LOL! OMG! Is Texting Changing Language?

Hey! HEY!

Have you noticed that people commenting on Facebook, tweeting, texting, and emailing seem awfully excited lately?

A recent Boston Globe piece picked up on an “alarming increase” in the number of exclamation points that show up in our myriad inboxes. “Nearly every e-mail I received ended with an overzealous ‘Thanks!’,” realized writer Christopher Muther. “E-mails and texts cheerfully chimed ‘Can’t wait to see you!,’ and I recall more than a few ‘How are you!’ e-mails.”

I confess to being guilty of this crime of enthusiasm. It all started with a former co-worker, whose very insincere way of adding “thanks” to the end of her terse, emailed requests tainted the way I read the word. So I began to exclaim my gratitude to make the point that I was really, really thanking you. Really!

But, I realize, this is a problem. Once enough people adopt textual over-enthusiasm, everyone else is forced to fall into line (sort of like when everyone you know joins a new social network and it becomes only a matter of time before you hop on board). It happened to Muther: “Without an omnipresent exclamation point, my electronic communication sounded as if it was written by a certain curmudgeonly and crusty green muppet who resides in a trash can.”

An overuse of exclamation marks is something it seems most of us can tolerate. What most people seem to despise, however, is another technology-motivated language change: the explosion of textese. Purists cry out against words like “pls” and “thx,” suggesting that the English language is being ruined by our tiny keyboards and abbreviated attention spans.
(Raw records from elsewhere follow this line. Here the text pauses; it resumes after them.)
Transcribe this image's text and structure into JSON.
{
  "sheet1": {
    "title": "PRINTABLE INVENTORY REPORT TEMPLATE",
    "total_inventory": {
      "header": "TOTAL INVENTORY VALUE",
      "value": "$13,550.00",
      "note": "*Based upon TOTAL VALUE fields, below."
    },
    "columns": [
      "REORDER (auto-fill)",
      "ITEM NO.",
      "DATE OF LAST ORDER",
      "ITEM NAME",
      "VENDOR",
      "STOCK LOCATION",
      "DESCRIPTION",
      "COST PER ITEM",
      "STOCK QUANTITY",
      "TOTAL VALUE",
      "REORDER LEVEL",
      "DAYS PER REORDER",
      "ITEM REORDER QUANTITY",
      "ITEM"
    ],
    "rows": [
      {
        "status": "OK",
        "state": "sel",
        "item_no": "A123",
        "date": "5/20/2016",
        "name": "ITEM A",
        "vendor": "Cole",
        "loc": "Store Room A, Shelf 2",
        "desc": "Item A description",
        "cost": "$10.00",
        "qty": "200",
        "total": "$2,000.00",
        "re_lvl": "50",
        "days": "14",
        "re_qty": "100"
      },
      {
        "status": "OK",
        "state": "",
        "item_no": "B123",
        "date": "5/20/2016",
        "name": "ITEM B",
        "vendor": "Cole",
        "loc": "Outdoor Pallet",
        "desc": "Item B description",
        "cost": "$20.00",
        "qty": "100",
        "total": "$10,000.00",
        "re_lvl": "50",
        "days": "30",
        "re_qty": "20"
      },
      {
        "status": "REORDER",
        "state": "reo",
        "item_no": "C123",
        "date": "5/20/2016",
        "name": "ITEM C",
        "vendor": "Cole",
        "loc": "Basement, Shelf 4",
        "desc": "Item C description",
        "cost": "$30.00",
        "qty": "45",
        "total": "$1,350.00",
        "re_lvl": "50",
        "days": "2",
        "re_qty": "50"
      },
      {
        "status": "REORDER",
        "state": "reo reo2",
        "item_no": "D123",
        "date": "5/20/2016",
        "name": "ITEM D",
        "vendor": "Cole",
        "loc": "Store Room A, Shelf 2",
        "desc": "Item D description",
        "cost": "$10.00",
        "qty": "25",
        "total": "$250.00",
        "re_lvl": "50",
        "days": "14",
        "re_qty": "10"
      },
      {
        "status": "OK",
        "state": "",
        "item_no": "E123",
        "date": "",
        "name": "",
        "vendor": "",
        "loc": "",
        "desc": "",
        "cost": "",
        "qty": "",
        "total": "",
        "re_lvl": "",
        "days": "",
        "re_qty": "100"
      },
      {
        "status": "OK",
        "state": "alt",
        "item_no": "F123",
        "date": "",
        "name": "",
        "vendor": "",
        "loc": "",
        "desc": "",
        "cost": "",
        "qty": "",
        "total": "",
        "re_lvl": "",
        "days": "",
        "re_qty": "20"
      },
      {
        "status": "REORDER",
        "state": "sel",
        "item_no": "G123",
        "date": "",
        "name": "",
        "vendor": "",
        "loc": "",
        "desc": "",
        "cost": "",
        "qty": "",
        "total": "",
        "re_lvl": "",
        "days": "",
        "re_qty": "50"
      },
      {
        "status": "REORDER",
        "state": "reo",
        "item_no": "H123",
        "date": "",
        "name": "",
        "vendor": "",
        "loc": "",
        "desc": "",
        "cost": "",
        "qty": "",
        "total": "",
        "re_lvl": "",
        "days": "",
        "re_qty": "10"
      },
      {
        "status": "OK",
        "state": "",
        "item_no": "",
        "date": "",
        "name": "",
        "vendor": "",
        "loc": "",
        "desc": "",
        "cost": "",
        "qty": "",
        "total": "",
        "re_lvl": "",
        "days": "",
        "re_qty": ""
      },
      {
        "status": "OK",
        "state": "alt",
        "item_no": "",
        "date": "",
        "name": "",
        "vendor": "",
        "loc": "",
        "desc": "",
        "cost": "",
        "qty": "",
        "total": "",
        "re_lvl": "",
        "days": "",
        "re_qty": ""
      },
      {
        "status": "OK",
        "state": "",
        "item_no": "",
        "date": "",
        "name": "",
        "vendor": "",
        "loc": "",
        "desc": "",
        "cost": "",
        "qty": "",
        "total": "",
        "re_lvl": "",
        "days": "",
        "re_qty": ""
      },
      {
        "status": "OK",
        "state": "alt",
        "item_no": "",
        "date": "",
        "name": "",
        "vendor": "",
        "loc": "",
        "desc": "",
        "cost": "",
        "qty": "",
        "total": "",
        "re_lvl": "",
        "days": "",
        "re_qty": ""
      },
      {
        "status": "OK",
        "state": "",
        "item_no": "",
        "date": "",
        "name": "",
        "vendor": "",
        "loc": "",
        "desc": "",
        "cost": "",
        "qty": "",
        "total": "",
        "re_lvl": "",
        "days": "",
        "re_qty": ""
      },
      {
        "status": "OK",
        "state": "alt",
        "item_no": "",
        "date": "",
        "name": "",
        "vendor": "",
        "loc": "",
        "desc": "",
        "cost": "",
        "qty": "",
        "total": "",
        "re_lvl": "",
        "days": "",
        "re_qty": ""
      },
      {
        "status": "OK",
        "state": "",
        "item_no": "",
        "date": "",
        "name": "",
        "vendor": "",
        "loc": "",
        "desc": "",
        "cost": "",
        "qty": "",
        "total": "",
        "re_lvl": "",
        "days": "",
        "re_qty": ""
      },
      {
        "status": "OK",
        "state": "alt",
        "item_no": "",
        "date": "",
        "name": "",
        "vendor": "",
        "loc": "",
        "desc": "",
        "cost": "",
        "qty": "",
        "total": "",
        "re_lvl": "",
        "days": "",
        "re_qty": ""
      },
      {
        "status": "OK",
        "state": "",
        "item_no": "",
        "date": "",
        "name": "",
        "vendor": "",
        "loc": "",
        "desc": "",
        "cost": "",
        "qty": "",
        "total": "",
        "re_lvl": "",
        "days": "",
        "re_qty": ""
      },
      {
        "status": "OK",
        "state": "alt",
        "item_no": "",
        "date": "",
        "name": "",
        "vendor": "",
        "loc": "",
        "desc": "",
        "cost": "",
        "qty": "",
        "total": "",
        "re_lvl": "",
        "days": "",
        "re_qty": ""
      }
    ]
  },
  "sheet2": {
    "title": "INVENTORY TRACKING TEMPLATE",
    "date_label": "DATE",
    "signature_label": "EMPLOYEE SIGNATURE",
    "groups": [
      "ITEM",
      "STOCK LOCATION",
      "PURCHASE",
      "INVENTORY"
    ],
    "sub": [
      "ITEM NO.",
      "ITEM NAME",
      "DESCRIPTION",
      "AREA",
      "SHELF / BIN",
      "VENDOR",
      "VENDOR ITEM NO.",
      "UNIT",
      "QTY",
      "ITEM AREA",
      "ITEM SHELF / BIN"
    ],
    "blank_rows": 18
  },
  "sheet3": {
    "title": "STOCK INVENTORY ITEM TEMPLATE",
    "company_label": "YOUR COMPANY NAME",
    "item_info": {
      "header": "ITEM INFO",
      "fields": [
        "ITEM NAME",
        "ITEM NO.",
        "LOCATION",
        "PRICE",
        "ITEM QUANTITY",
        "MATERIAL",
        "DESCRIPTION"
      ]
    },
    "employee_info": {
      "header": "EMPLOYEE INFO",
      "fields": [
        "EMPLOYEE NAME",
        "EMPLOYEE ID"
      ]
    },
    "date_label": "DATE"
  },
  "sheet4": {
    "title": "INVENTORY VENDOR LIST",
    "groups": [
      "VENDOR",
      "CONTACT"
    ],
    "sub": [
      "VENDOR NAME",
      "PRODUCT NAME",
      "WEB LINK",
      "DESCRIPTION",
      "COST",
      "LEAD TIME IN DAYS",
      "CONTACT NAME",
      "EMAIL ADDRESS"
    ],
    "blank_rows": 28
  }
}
But that’s not the case, argues Christian Guilbault, a Simon Fraser University professor whose Text4Science project collects and studies thousands of text messages. “There’s no reason why in the near future we would see term papers written in text-message language,” Guilbault told The Vancouver Sun. “Because people realize that you just don’t do that, there’s different contexts.”

Instead of hurting us, texting is making us more creative, suggests Guilbault. People “are using English in a very specific way, in a constrained environment, which is texting,” he told The Globe and Mail.

His group’s preliminary findings show that contributors used 10 different ways to communicate laughter through a text (including three versions of “LOL,” of course). That’s definitely more creative than blandly stating “he laughed.” Right?

“I think it will make other people see how creative the younger generations can be and how efficient, because that’s what language is all about,” Guilbault explained. “It’s a tool to communicate — the more efficient you are, the better.”

That thought is echoed by Lera Boroditsky, a Stanford University professor who studies language and cognition. Addressing the proliferation of exclamation marks, she explained, “What people do with written language is that they adapt it to meet their needs.”

So whether it’s a quick, vowel-less text or an email full of exclamations, these tech-driven language changes are allowing us to express ourselves more accurately and efficiently.

In other words, according to the experts, the language that we’re adopting in our digital world isn’t detrimental in the least — in fact, it’s gr8!!!